RENCONTRE DU 2 OCTOBRE 2003
Invitée :
Madame Eloïse VERDE-DELISLE D R S d'IBM France

 

Intervention de Madame Eloïse VERDE-DELISLE

J'ai rejoint IBM France depuis 2 ans, et en tant que Directeur des Relations Sociales. En cette qualité, je préside le CCE, et le C S P , instance où sont négociés les accords.
IBM France, c'est 15.819 salariés (en juin 2003), dont 11000 actifs les autres étant en préretraite " maison ".
Le dernier, CASA, prévoit de faire partir 1250 salariés en trois ans. L'age moyen d'environ 42 ans, baisse progressivement avec les départs en préretraite et l'embauche de jeunes. L'ancienneté moyenne est de 15 ans et 7 mois.
8600 cadres sont en " forfait jour ", sur 214 jours. 27% de salariés sont des femmes, taux que nous souhaitons voir évoluer.
IBM France est une filiale à 99,9% d'IBM corporation, et nous sommes un " petit pays " de la zone Europe Moyen Orient Afrique (plus de 100000 salariés, surtout en Allemagne et Grande Bretagne). L'effectif mondial est de 325000 salariés.

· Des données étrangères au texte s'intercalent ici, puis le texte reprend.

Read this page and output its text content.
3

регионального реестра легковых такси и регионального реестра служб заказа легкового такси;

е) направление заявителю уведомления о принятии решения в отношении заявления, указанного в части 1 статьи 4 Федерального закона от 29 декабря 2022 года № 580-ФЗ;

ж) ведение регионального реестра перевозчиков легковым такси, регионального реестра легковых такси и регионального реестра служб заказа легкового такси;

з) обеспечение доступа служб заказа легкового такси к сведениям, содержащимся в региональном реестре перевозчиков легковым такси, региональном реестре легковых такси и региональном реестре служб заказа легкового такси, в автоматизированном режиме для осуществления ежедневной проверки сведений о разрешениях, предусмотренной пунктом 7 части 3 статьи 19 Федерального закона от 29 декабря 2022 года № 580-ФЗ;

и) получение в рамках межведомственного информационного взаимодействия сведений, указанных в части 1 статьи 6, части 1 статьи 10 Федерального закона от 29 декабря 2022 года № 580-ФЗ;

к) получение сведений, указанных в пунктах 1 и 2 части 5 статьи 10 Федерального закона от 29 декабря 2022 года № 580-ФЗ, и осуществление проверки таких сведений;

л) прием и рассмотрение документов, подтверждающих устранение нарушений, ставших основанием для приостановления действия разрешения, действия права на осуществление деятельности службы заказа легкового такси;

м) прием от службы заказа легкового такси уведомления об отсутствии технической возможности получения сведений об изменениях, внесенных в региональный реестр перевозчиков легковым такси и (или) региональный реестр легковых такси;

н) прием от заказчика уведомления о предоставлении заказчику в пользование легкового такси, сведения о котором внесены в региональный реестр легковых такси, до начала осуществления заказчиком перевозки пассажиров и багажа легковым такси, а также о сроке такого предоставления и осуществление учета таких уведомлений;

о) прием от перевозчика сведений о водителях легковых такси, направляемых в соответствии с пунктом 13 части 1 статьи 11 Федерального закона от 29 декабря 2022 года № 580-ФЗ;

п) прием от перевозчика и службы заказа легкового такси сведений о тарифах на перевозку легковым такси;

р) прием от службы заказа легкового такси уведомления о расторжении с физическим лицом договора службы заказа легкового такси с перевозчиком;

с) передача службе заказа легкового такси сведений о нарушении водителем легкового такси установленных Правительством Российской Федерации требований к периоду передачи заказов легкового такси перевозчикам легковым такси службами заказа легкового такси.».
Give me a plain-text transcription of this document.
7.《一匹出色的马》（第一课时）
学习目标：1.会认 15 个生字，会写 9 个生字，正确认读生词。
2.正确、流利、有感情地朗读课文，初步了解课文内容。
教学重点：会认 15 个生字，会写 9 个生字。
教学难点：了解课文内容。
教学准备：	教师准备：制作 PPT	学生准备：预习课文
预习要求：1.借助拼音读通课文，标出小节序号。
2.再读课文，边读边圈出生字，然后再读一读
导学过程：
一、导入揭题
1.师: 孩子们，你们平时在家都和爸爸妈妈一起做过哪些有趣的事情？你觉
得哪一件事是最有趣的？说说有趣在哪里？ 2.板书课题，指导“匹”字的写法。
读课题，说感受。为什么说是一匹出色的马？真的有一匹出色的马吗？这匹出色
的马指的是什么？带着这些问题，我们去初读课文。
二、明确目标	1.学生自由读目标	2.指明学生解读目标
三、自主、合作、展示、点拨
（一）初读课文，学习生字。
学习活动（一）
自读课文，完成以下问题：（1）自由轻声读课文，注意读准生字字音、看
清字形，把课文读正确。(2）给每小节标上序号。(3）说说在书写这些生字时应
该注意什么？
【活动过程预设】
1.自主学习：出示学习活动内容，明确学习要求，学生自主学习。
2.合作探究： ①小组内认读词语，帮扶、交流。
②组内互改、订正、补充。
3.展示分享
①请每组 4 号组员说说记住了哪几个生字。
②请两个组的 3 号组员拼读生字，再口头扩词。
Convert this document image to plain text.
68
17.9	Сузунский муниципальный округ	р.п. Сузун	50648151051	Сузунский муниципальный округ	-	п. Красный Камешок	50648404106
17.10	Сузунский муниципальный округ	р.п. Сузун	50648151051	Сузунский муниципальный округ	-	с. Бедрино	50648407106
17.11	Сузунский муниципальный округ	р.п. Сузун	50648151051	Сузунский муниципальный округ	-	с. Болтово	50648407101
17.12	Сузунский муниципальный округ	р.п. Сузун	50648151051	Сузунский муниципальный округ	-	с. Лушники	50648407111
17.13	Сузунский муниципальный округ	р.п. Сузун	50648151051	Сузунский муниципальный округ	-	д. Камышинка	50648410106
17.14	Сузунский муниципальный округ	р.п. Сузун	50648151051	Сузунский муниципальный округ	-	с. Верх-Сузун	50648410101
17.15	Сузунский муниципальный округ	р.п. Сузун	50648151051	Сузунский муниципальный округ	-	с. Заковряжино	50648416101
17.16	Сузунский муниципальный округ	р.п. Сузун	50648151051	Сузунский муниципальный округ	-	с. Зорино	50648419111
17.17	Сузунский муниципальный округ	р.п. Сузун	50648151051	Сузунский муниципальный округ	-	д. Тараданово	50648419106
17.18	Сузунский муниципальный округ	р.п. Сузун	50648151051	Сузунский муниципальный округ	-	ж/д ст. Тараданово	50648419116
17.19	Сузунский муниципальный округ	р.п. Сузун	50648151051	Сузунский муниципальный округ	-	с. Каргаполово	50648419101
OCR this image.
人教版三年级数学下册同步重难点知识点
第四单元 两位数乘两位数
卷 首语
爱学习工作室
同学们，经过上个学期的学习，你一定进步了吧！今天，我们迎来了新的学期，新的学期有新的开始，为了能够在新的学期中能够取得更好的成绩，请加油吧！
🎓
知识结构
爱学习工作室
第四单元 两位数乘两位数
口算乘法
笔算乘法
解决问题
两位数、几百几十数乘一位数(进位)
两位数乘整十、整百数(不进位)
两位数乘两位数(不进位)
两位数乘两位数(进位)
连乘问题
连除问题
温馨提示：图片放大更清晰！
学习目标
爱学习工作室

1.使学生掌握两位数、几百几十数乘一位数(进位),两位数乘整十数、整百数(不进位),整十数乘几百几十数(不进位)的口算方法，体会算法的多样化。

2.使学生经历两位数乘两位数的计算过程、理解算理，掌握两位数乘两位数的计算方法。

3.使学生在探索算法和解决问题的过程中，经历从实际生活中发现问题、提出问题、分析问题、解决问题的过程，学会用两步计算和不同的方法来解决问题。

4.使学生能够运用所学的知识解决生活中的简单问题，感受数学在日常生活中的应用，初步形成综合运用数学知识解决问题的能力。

Les rattachements hiérarchiques sont à la fois régionaux et européens. La politique générale est dans ses grandes lignes dictée par les Etats -Unis.
Le chiffre d'affaires d'IBM France en 2002 s'est élevé à 5,2 milliards d'euros. Un chiffre analogue est visé en 2003, mais le problème de profitabilité reste entier, bien qu'en meilleure posture que nos concurrents.
La masse salariale d'IBM France est de 560 M €.

En sus, un système de rémunération variable et de récompenses discrétionnaires, fonction des performances collectives et individuelles existe.
IBM France a 11 établissements sur le territoire national , et consacre 3,27% de la masse salariale aux œuvres sociales des CE.

Comme dans d'autres grands groupes internationaux, la spécificité de notre réglementation sociale est mal connue de nos dirigeants mondiaux.
Cet été, IBM a cédé en moins d'un mois son logiciel HR Access software, logiciel destiné à la gestion des ressources humaines, cession qui a été accompagnée du transfert (L122-12) de 155 collaborateurs.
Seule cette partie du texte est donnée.